Yes, well we all had our crosses to bear.
I grabbed a hemp grocery sack and shook out a few lingering onion skins into the sink. Then I retrieved Frankie's urn. I tipped it inside and dared him to say another word about it.
He didn't.
I grabbed a dish towel and swiped up the spilled water, before placing the rose bud on the counter. It's not like I had another vase.
"All right, then," I said, holding the door open for him. "We might as well get to finding that hidden cash." I prided myself on being practical. We didn't have all night.

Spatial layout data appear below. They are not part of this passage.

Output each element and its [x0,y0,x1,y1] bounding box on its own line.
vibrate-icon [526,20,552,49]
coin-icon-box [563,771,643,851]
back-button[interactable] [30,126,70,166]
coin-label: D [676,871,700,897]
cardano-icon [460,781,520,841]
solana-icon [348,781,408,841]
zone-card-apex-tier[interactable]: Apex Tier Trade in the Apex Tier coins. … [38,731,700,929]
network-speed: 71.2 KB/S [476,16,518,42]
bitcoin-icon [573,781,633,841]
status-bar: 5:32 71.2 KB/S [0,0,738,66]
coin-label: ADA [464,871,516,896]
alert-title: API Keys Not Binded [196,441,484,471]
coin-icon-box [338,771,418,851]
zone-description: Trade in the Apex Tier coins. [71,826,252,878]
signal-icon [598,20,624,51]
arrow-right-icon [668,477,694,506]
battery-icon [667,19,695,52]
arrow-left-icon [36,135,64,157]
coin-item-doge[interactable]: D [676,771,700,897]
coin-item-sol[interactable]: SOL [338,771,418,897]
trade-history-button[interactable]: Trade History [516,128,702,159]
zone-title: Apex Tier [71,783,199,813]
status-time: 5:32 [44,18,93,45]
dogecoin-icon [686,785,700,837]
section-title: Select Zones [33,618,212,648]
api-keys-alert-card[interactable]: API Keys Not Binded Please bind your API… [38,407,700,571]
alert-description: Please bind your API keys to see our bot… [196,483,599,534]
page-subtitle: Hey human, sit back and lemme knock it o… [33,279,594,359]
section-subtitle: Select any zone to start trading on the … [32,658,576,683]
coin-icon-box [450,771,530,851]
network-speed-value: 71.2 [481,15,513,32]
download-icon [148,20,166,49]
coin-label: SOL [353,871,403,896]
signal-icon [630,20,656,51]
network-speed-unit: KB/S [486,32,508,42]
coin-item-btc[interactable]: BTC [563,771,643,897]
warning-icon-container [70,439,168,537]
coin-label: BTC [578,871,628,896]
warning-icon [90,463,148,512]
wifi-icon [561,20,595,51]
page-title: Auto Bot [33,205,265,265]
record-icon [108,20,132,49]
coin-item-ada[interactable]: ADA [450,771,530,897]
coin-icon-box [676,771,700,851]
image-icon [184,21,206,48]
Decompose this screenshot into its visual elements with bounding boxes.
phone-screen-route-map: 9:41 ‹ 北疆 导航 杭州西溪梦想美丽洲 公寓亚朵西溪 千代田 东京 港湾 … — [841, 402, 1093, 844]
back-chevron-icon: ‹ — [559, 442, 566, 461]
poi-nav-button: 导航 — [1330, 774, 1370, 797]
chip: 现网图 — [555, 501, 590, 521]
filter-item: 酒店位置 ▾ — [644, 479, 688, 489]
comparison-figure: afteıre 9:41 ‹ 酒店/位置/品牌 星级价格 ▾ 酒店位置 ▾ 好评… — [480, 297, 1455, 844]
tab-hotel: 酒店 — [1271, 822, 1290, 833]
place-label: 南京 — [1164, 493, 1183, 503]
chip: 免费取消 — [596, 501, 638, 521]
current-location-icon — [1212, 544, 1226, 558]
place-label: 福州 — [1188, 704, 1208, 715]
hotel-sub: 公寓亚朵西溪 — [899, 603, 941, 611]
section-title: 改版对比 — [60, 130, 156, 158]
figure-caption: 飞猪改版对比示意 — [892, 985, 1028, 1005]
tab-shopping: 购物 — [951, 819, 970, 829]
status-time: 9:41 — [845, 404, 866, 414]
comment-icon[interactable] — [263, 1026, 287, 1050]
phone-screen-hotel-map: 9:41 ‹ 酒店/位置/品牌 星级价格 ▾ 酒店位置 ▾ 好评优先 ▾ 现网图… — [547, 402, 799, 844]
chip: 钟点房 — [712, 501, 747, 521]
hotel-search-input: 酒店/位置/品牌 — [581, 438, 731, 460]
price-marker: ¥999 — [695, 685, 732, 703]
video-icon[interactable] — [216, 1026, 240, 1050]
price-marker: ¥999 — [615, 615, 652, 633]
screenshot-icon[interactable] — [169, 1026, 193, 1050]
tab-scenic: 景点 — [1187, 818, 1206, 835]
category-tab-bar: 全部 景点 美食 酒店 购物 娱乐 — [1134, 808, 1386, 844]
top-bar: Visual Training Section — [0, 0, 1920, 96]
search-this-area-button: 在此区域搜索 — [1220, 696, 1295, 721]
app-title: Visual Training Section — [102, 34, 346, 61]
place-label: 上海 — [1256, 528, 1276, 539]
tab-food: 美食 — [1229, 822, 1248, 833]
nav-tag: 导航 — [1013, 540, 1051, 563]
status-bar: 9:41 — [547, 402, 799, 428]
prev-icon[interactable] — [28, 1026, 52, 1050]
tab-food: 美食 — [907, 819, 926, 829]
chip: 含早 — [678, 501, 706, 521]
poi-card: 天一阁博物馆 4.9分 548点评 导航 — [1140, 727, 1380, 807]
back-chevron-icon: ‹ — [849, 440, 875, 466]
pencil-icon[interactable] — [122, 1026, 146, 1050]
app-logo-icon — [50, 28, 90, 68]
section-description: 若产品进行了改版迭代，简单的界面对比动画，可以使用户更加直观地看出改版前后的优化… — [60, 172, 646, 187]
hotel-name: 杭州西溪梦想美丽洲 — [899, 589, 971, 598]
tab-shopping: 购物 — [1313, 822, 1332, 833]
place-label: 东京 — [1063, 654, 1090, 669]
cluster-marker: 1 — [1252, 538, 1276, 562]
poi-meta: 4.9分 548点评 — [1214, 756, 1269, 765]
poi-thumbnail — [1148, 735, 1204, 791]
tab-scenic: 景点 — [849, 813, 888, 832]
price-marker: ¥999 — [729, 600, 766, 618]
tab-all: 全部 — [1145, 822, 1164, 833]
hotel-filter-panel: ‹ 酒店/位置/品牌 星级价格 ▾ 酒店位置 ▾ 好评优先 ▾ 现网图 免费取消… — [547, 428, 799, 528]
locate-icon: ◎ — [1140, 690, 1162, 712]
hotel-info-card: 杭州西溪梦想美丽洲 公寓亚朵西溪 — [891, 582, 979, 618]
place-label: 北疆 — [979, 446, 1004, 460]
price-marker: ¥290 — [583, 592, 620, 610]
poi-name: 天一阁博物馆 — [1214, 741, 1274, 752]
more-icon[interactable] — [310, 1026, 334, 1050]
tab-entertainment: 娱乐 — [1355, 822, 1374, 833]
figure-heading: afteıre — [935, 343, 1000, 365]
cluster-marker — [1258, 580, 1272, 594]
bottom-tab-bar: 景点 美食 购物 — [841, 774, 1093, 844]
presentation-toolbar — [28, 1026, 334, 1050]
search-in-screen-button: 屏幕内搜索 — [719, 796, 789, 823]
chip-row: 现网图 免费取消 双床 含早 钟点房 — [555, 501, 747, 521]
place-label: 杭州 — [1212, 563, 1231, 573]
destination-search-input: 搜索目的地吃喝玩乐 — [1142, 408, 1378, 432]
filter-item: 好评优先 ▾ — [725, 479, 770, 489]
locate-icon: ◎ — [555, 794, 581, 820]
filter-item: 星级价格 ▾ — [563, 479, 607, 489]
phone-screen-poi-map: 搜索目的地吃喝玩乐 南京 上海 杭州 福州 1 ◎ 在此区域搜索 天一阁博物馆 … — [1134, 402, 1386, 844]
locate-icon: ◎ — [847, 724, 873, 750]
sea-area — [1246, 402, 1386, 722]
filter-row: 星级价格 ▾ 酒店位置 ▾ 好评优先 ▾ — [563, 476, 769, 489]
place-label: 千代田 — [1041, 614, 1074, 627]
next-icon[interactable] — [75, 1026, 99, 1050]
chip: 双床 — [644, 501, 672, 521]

Frankie slid down, his shoulders hunched. Then he deliberately snubbed me by walking through the wall to get out to the porch. I sighed. It didn't matter. I used the door and closed it behind me, not bothering with the lock.
"I can't believe you thought my urn had sexy pictures," he grouched as we started down the steps.
The polite thing would be to let it go, but if I didn't stand up to the man, he was going to think he could walk all over me.
"How can you blame me?" I asked, catching him out of the corner of my eye. I mean truly, "There was a girl and a boy—"
"Dancing the tango," he snapped.
"I suppose that's one way to look at it."
He let out a regretful sigh. "I used to love to dance."
"What about the extra boy?" I asked.
He gave me the kind of slant look that suggested I was crazy. "He's playing a custom-made, highly decorative bandoneon, with ivory inlaid handles and feather accents. From Argentina," he added, as if that made a difference.
I pulled the car keys out of my pocket. "We thought it was a goat."
"My wingman, Suds, carved that," he barked. "It took him a week."
"Maybe Suds should have spent less time stealing, more time practicing art." I barely said it. Frankie heard me anyway.
"Can you think of any other way to insult me? I thought you outdid yourself when you dumped my ashes on your rose bushes, but you keep surprising me."
We reached my car on the side drive, a 1978 avocado green Cadillac handed down from my grandmother. Good thing it was worthless or I would have had to sell it. "You really aren't going to let that drop, are you?" I asked, opening my door.